Согласно тому же правилу извиняюсь, что раненую ногу не могу убрать под стул, а вынужден пристраивать на костыль. И опять девушка с улыбкой на бледном (после ранения) лице говорит, опустив глаза, с певучей милой растяжкой:
— Пожалуйста, располагайтесь, чтоб ногу не травмировать. У вас пулевое, осколочное, в мягкие ткани или кость задета?
— Сквозное пулевое, — с гусарской небрежностью отвечаю я, — средняя часть голени с повреждением кости. Вы медик? А у вас какое ранение?
С эгоизмом мужчины, считающего, что его ранение тяжелее, а участие в войне значительнее, я принимаюсь рассказывать о том, как меня подстрелил гитлеровский пулеметчик, как я очутился в брошенном немцами окопе и обнаружил, что он заминирован, и хорошо, что я стою на одной ноге, иначе другою задел бы усики противопехотной мины, о том, как началась неприятельская контратака и я просил у пробегавшего политрука пистолет, чтобы застрелиться, потому что автомат у меня разбило, а подрываться оставшейся гранатой было страшновато, как ротный меня обругал за слабодушие и сказал, что сейчас наши поднимутся в атаку и отбросят фашистов. Так и произошло, но дальше я ничего не видел.
Я рассказываю Марии: получил из части письмо, из которого узнал, что политрук Дудаков в том бою пал смертью храбрых, и что я хочу проситься на фронт, не могу околачиваться в тылу, чувствую себя сносно.
Никогда в жизни на меня с таким восхищением не смотрели женские глаза, никому еще не рассказывал так подробно о себе, потому что наш брат мужчина с большей охотой норовит выставить наперед свою судьбу, нежели выслушать повесть ближнего.
Неправда, что женщины умеют только говорить. Так сопереживать, сочувствовать, как моя новая знакомая, ставшая в тот день близкой, может только женщина.
Мы сидим до отбоя. Дежурная медсестра кричит на нас. Я непроизвольно, слегка глажу Мариину руку, выбившуюся до локтя из нелепого халата, не худую, девчоночью, а красивую женскую, вздрогнувшую от моего прикосновения. И мы оба пугливо оглядываемся на сестру, шумящую на другую припозднившуюся парочку.

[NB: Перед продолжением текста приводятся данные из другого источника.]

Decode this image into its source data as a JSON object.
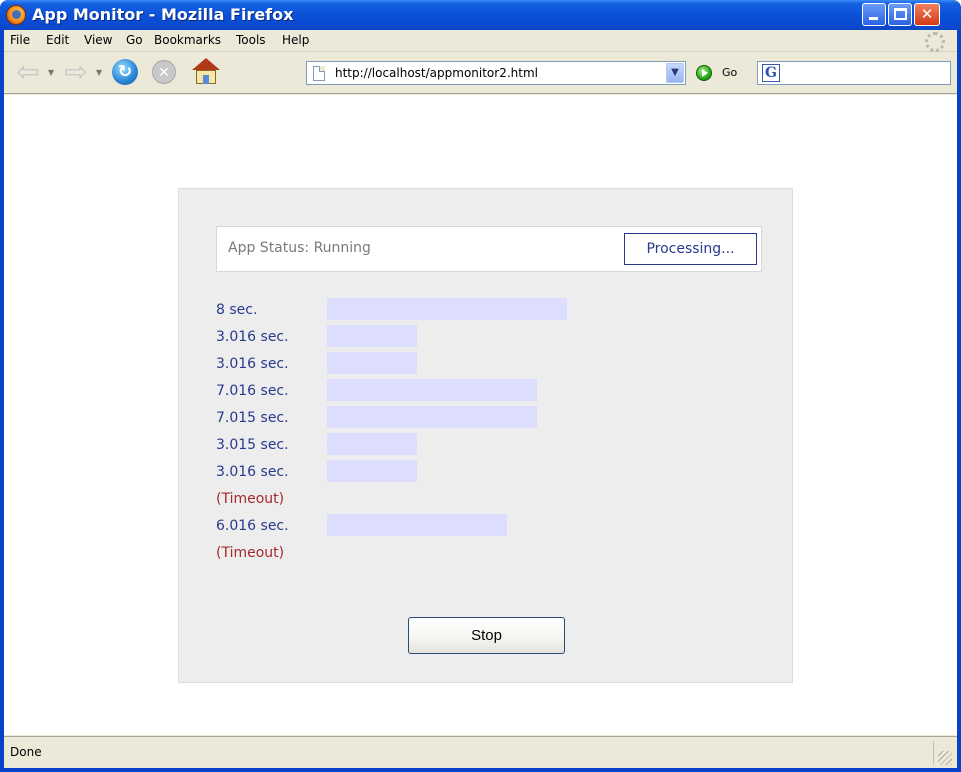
{
  "window": {
    "title": "App Monitor - Mozilla Firefox",
    "minimize": "",
    "maximize": "",
    "close": "✕"
  },
  "menubar": {
    "items": [
      "File",
      "Edit",
      "View",
      "Go",
      "Bookmarks",
      "Tools",
      "Help"
    ]
  },
  "navbar": {
    "back_icon": "back-arrow-icon",
    "forward_icon": "forward-arrow-icon",
    "url": "http://localhost/appmonitor2.html",
    "go_label": "Go",
    "search_engine_icon": "google-icon",
    "search_engine_glyph": "G",
    "search_value": ""
  },
  "app": {
    "status_text": "App Status: Running",
    "processing_label": "Processing...",
    "rows": [
      {
        "label": "8 sec.",
        "seconds": 8,
        "timeout": false
      },
      {
        "label": "3.016 sec.",
        "seconds": 3.016,
        "timeout": false
      },
      {
        "label": "3.016 sec.",
        "seconds": 3.016,
        "timeout": false
      },
      {
        "label": "7.016 sec.",
        "seconds": 7.016,
        "timeout": false
      },
      {
        "label": "7.015 sec.",
        "seconds": 7.015,
        "timeout": false
      },
      {
        "label": "3.015 sec.",
        "seconds": 3.015,
        "timeout": false
      },
      {
        "label": "3.016 sec.",
        "seconds": 3.016,
        "timeout": false
      },
      {
        "label": "(Timeout)",
        "seconds": null,
        "timeout": true
      },
      {
        "label": "6.016 sec.",
        "seconds": 6.016,
        "timeout": false
      },
      {
        "label": "(Timeout)",
        "seconds": null,
        "timeout": true
      }
    ],
    "stop_label": "Stop"
  },
  "statusbar": {
    "text": "Done"
  },
  "colors": {
    "titlebar": "#0a4fd8",
    "row_text": "#283a8c",
    "timeout_text": "#a52a2a",
    "bar_fill": "#ddddff",
    "panel_bg": "#ededed"
  }
}
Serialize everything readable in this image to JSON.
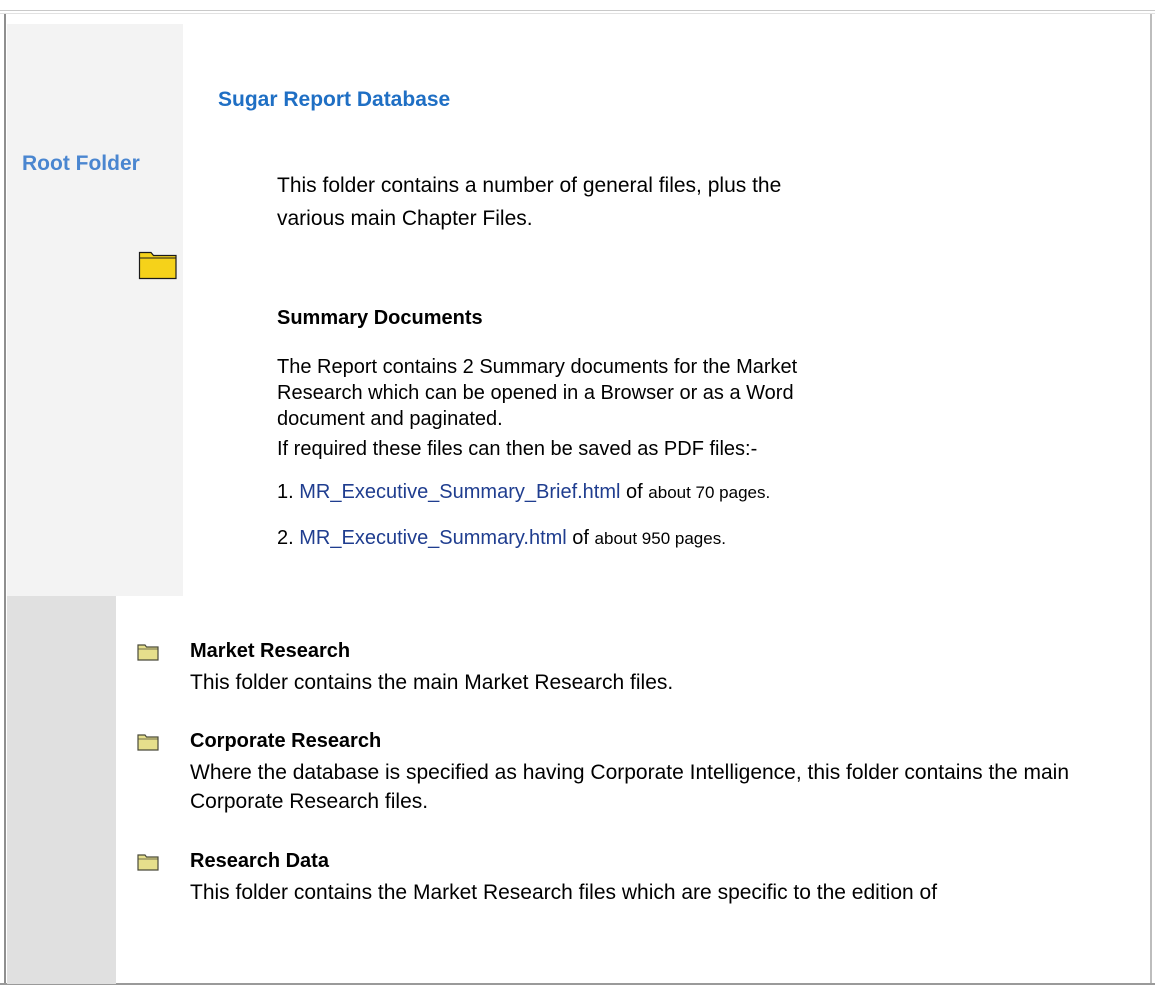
{
  "sidebar": {
    "root_label": "Root Folder"
  },
  "main": {
    "title": "Sugar Report Database",
    "intro": "This folder contains a number of general files, plus the various main Chapter Files.",
    "summary_heading": "Summary Documents",
    "summary_para1": "The Report contains 2 Summary documents for the Market Research which can be opened in a Browser or as a Word document and paginated.",
    "summary_para2": "If required these files can then be saved as PDF files:-",
    "files": [
      {
        "number": "1.",
        "link": "MR_Executive_Summary_Brief.html",
        "of": "of",
        "pages": "about 70 pages."
      },
      {
        "number": "2.",
        "link": "MR_Executive_Summary.html",
        "of": "of",
        "pages": "about 950 pages."
      }
    ]
  },
  "folders": [
    {
      "name": "Market Research",
      "description": "This folder contains the main Market Research files."
    },
    {
      "name": "Corporate Research",
      "description": "Where the database is specified as having Corporate Intelligence, this folder contains the main Corporate Research files."
    },
    {
      "name": "Research Data",
      "description": "This folder contains the Market Research files which are specific to the edition of"
    }
  ],
  "colors": {
    "link": "#1f3d8f",
    "title": "#1f6fc4",
    "sidebar_label": "#4a86d0",
    "folder_yellow": "#f5d21a"
  }
}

«А Ира Морозова? — мучаюсь я без сна. — Моя первая любовь? А что такое любовь? Мы ни разу не поцеловались. В восьмом подошла после урока и сунула в руки книгу. Чесноков заржал, Семка захихикал. Ира выбежала, у дверей на секунду замешкалась, повернула голову и — взглянула на меня. Я тогда где-то вычитал: можно полюбить за один поворот головы. То был тот самый поворот. С рельефностью хорошей медальной лепки врезался в мою впечатлительную душу Иринин профиль: темная прядь на высоком красивом лбу, точеный нос, не короткий и не длинный — в «самый раз», пухлые губы, мягкая линия подбородка, шеи. Она ждала моего ответа… Не думаю, чтобы 16-летняя девчушка «сыграла» эту сцену. Не такими были наши девочки!